= Synge's theorem =

Relates the curvature of a Riemannian manifold to its topology

In mathematics, specifically Riemannian geometry, Synge's theorem is a classical result relating the curvature of a Riemannian manifold to its topology. It is named for John Lighton Synge, who proved it in 1936.

==Theorem and sketch of proof==
Let M be a closed Riemannian manifold with positive sectional curvature. The theorem asserts:
- If M is even-dimensional and orientable, then M is simply connected.
- If M is odd-dimensional, then it is orientable.
In particular, a closed manifold of even dimension can support a positively curved Riemannian metric only if its fundamental group has one or two elements.

The proof of Synge's theorem can be summarized as follows. Given a geodesic S^{1} → M with an orthogonal and parallel vector field along the geodesic (i.e. a parallel section of the normal bundle to the geodesic), then Synge's earlier computation of the second variation formula for arclength shows immediately that the geodesic may be deformed so as to shorten its length. The only tool used at this stage is the assumption on sectional curvature.

The construction of a parallel vector field along any path is automatic via parallel transport; the nontriviality in the case of a loop is whether the values at the endpoints coincide. This reduces to a problem of pure linear algebra: let V be a finite-dimensional real inner product space with T: V → V an orthogonal linear map with an eigenvector v with eigenvalue one. If the determinant of T is positive and the dimension of V is even, or alternatively if the determinant of T is negative and the dimension of V is odd, then there is an eigenvector w of T with eigenvalue one which is orthogonal to v.

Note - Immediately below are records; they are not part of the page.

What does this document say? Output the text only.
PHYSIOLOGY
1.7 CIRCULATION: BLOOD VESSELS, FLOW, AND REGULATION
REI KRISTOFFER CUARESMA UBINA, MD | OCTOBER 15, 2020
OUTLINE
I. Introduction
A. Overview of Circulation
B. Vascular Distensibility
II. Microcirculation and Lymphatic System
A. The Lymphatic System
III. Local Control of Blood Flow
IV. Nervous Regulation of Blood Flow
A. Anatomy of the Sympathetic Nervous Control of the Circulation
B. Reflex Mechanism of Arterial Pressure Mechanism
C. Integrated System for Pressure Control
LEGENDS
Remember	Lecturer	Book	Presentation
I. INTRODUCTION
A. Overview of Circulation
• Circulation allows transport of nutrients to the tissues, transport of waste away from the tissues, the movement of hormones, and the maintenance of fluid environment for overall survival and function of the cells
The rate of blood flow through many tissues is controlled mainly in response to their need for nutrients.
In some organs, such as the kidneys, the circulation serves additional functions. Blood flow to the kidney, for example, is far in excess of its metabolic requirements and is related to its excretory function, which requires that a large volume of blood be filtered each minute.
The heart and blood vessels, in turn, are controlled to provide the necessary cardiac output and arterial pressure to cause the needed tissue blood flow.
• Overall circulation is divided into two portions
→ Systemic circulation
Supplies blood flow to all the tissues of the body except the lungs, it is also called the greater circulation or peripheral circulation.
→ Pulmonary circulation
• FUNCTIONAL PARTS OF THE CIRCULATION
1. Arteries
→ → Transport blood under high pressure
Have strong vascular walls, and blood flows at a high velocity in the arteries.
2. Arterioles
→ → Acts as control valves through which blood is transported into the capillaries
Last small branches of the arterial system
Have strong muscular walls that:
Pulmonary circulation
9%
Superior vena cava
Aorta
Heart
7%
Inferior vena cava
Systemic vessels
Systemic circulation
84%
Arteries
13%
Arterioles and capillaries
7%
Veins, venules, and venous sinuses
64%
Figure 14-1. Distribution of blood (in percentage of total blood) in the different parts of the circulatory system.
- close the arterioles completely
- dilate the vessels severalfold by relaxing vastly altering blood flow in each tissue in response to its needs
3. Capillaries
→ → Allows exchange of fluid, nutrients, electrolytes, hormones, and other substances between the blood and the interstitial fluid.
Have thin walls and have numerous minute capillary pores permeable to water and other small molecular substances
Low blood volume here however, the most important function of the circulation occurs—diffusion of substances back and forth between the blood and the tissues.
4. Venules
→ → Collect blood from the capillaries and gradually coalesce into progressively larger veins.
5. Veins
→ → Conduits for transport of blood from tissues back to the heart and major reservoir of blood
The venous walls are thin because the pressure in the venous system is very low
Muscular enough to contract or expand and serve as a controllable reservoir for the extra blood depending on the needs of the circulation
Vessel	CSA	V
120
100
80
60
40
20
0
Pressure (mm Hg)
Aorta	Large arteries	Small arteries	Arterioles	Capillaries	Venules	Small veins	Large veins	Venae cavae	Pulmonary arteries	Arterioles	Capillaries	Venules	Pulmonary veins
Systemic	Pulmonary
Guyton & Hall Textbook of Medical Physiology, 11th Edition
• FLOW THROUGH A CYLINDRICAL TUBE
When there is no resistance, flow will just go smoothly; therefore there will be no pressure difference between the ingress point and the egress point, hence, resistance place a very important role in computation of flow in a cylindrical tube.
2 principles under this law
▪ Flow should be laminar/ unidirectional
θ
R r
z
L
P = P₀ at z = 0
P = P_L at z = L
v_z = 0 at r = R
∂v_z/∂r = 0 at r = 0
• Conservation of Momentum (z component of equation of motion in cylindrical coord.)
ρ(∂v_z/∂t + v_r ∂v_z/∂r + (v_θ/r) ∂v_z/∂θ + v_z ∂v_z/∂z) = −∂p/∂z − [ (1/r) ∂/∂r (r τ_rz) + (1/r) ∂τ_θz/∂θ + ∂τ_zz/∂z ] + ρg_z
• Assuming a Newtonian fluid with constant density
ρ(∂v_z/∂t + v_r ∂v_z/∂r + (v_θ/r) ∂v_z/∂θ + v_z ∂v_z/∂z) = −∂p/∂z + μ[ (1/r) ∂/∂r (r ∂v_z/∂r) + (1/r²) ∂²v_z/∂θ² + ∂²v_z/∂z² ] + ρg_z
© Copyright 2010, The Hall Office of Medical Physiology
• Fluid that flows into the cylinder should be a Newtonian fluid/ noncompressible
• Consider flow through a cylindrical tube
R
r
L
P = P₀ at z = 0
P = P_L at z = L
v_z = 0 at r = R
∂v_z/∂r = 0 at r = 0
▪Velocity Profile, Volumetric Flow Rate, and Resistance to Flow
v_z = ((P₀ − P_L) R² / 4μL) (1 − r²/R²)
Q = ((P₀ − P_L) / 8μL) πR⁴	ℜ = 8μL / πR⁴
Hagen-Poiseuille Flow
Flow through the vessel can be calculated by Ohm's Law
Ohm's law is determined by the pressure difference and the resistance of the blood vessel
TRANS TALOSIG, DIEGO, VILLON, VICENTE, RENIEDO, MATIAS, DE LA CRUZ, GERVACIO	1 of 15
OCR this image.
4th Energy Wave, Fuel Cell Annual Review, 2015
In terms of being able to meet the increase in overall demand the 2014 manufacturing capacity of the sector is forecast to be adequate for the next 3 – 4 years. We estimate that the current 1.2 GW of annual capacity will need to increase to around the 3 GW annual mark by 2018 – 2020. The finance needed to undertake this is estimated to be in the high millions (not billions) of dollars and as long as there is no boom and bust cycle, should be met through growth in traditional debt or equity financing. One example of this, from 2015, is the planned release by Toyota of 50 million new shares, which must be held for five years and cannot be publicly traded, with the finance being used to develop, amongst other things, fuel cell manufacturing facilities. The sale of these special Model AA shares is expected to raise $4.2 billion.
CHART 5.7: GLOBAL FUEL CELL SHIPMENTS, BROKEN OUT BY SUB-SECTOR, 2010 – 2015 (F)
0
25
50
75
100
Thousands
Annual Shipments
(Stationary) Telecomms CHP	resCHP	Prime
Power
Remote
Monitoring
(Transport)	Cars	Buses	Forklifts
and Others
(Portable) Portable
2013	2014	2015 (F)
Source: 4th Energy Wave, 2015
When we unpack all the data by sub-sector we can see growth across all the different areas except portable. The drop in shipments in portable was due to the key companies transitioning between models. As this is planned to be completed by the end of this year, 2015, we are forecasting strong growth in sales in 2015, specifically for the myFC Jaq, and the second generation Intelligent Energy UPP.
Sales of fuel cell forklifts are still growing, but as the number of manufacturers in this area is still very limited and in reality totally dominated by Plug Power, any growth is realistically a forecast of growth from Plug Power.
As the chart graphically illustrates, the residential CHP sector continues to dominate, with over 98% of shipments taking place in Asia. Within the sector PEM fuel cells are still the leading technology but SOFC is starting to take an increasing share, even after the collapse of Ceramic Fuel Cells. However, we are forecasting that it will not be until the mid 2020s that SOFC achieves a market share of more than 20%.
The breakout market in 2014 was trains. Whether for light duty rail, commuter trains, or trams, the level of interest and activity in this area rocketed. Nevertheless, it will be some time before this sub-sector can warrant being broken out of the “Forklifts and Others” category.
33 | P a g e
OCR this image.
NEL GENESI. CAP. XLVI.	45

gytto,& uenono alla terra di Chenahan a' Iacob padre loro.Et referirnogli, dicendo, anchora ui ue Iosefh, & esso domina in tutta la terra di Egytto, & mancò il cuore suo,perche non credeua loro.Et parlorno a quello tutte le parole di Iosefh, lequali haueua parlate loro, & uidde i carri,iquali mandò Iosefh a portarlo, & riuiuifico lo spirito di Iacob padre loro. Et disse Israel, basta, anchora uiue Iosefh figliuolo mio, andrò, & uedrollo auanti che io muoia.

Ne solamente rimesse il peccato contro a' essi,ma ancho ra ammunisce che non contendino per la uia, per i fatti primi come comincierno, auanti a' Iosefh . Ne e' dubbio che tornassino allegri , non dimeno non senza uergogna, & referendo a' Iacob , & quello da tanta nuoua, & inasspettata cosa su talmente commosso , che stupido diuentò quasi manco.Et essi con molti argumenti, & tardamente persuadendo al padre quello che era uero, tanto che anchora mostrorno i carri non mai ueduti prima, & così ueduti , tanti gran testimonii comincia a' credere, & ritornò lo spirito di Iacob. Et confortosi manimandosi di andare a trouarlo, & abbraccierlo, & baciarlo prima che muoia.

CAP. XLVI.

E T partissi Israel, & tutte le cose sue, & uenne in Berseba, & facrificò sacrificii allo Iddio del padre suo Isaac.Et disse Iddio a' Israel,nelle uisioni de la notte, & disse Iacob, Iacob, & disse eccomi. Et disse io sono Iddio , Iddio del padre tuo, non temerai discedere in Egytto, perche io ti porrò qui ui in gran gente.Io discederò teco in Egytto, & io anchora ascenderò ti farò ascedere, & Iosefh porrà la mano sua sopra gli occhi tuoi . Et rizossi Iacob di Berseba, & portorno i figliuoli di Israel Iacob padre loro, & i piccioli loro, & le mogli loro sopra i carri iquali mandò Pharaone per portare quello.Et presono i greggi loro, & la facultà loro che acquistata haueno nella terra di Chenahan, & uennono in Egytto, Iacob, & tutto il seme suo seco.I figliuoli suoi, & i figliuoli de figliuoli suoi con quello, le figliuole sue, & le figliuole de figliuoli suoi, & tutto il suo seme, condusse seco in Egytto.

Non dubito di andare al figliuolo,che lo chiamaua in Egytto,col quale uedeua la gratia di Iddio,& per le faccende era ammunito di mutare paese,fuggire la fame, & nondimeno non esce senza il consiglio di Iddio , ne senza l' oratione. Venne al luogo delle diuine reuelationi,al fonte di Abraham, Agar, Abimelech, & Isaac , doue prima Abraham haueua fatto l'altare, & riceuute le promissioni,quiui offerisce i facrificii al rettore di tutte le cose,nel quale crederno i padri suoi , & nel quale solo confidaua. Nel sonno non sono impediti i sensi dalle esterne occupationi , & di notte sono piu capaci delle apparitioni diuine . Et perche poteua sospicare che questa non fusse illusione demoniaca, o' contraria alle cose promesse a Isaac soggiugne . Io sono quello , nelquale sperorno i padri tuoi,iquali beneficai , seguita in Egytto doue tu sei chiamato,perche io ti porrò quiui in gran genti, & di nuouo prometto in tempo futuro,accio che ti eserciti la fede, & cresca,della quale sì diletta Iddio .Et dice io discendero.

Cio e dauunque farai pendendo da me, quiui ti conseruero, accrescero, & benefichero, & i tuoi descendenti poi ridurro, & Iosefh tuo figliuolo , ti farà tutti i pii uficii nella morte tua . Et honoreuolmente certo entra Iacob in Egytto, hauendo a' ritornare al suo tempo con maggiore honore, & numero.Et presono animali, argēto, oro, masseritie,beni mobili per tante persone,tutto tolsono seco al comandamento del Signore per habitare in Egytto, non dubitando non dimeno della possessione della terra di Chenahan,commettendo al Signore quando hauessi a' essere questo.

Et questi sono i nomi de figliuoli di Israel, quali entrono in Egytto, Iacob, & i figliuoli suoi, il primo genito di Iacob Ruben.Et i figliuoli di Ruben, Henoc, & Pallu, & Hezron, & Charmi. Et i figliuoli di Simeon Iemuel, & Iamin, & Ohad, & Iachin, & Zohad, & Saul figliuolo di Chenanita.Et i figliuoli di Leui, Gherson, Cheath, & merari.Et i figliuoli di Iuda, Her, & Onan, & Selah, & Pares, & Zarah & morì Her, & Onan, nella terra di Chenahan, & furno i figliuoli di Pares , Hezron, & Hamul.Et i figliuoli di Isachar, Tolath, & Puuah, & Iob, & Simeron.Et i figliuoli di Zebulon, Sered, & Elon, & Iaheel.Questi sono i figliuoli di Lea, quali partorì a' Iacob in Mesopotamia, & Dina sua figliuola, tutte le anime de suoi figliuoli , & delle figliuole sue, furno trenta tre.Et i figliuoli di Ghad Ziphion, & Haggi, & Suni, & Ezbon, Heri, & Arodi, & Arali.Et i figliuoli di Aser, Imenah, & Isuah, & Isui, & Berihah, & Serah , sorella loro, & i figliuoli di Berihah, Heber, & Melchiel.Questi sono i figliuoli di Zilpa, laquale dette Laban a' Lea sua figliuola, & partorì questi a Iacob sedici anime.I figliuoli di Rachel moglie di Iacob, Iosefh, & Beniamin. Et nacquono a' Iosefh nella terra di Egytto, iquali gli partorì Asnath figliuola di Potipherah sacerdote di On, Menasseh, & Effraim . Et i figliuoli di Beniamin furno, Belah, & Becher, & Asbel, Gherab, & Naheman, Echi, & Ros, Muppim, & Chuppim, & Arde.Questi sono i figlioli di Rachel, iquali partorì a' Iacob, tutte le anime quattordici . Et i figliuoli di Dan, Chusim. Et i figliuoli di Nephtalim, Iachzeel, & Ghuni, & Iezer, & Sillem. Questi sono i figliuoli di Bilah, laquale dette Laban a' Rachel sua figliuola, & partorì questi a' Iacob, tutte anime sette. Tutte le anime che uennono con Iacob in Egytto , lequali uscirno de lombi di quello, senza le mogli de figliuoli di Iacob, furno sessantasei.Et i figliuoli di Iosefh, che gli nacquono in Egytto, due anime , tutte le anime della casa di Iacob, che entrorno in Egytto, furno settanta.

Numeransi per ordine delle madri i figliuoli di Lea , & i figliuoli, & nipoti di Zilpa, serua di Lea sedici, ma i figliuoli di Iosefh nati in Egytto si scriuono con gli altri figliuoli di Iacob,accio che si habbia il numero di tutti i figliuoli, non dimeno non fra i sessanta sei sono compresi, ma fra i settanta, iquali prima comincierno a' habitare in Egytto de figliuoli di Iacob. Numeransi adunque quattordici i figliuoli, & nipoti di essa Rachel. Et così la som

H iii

In context, V is the tangent space to M at a point of a geodesic loop, T is the parallel transport map defined by the loop, and v is the tangent vector to the geodesic.

Given any noncontractible loop in a complete Riemannian manifold, there is a representative of its (free) homotopy class which has minimal possible arclength, and it is a geodesic. According to Synge's computation, this implies that there cannot be a parallel and orthogonal vector field along this geodesic. However:
- Orientability implies that the parallel transport map along every loop has positive determinant. Even-dimensionality then implies the existence of a parallel vector field, orthogonal to the geodesic.
- Non-orientability implies the non-contractible loop can be chosen so that the parallel transport map has negative determinant. Odd-dimensionality then implies the existence of a parallel vector field, orthogonal to the geodesic.
This contradiction establishes the non-existence of noncontractible loops in the first case, and the impossibility of non-orientability in the latter case.

Alan Weinstein later rephrased the proof so as to establish fixed points of isometries, rather than topological properties of the underlying manifold.